And Gravity Is Five Hundred!

Combining both results from the post "Where Did The Pound Come From?" dated 15 Jun 2016,

from

${ q_{ a_{ \psi  } } } =i4\pi { \cfrac { \dot { x }  }{ a_{ \psi  } } mc^{ 2 } }$

and

$\cfrac{1}{4\pi a^2_{\psi}}.i4\pi{ \cfrac { \dot { x }  }{ a_{ \psi  } }Mc^{ 2 } }=G\cfrac{M}{a^2_{\psi}}$

$G={ \cfrac { c^{ 3 }  }{ a_{ \psi  } }  }$

$F= \cfrac { c^{ 3 }  }{ a_{ \psi  } }.\cfrac{M}{x^2}$ --- (1)

From,

${ q_{a_{\psi}} }=2\dot { x }F_{\rho}|_{x}=4\pi GM$

and

$F=\cfrac{c^3}{a^2_{\psi}}.\cfrac{M}{x}$ --- (2)

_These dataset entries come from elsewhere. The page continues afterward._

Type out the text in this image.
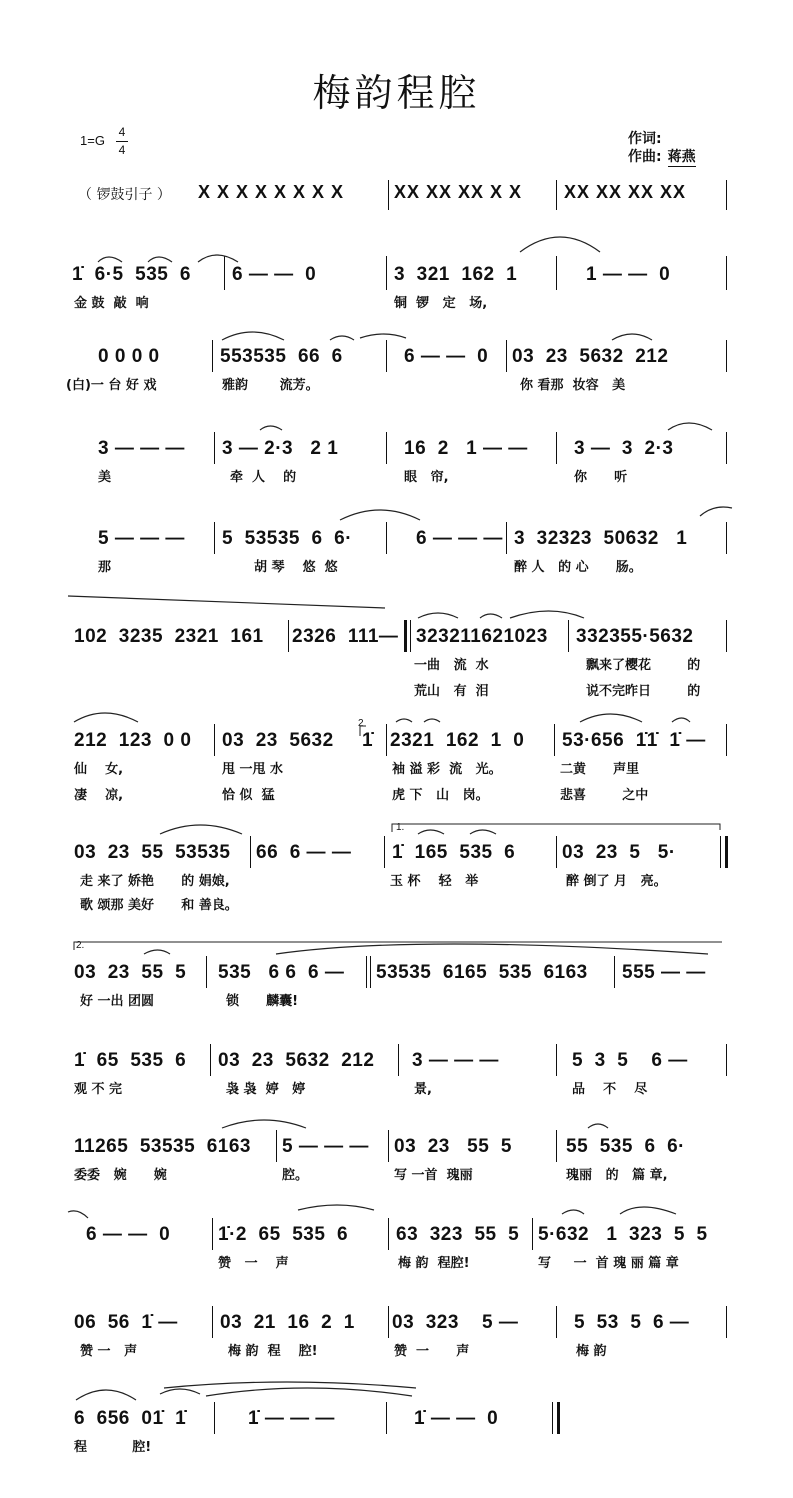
梅韵程腔
1=G
4
4
作词:
作曲: 蒋燕
（ 锣鼓引子 ） X X X X X X X X	XX XX XX X X XX XX XX XX
1̇  6·5  535  6 6 — —  0	3  321  162  1	1 — —  0
金 鼓  敲  响	铜  锣   定   场,
0 0 0 0	553535  66  6	6 — —  0 03  23  5632  212
(白)一 台 好 戏	雅韵       流芳。	你 看那  妆容   美
3 — — — 3 — 2·3   2 1	16  2   1 — — 3 —  3  2·3
美	牵  人    的	眼   帘,	你      听
5 — — — 5  53535  6  6·	6 — — — 3  32323  50632   1
那	胡 琴    悠  悠	醉 人   的 心      肠。
102  3235  2321  161 2326  111— 323211621023 332355·5632
一曲   流  水	飘来了樱花        的
荒山   有  泪	说不完昨日        的
212  123  0 0 03  23  5632 1̇ 2321  162  1  0 53·656  1̇1̇  1̇ —
2
仙    女,	甩 一甩 水	袖 溢 彩  流   光。	二黄      声里
凄    凉,	恰 似  猛	虎 下   山   岗。	悲喜        之中
03  23  55  53535 66  6 — — 1̇  165  535  6 03  23  5   5·
1.
走 来了 娇艳      的 娟娘,	玉 杯    轻   举	醉 倒了 月   亮。
歌 颂那 美好      和 善良。
03  23  55  5 535   6 6  6 — 53535  6165  535  6163 555 — —
2.
好 一出 团圆	锁      麟囊!
1̇  65  535  6 03  23  5632  212 3 — — —	5  3  5    6 —
观 不 完	袅 袅  婷   婷	景,	品    不    尽
11265  53535  6163 5 — — — 03  23   55  5	55  535  6  6·
委委   婉      婉	腔。	写 一首  瑰丽	瑰丽   的   篇 章,
6 — —  0	1̇·2  65  535  6	63  323  55  5 5·632   1  323  5  5
赞   一    声	梅 韵  程腔!	写     一  首 瑰 丽 篇 章
06  56  1̇ — 03  21  16  2  1 03  323    5 —	5  53  5  6 —
赞 一   声	梅 韵  程    腔!	赞  一      声	梅 韵
6  656  01̇  1̇	1̇ — — —	1̇ — —  0
程          腔!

$G_{l}=\cfrac{c^3}{a^2_{\psi}}$

At $a_{\psi}=6371000$ and $M=5.972e24$, both expression (1) and (2) is the same,

$g=\cfrac{299792458^3}{6371000^3}*5.972e24$

$g=6.222417e29$

If we divide by the Durian constant considering entanglement,

$g=\cfrac{6.222417e29}{9.029022e26}=6.891573e2$

Even if we consider $g$ as a sinusoidal at frequency of $7.489 Hz$ and we take the rms value,

$g_{rms}=\cfrac{6.891573e2}{\sqrt{2}}$

$g_{rms}=487.30$

This is still a large number, given the error in Earth's mass, $M$.

Note:  The unit dimension of the expression for $F$ is a mess because after the integration the $tanh(x)$ function carries a unit and is not dimensionless.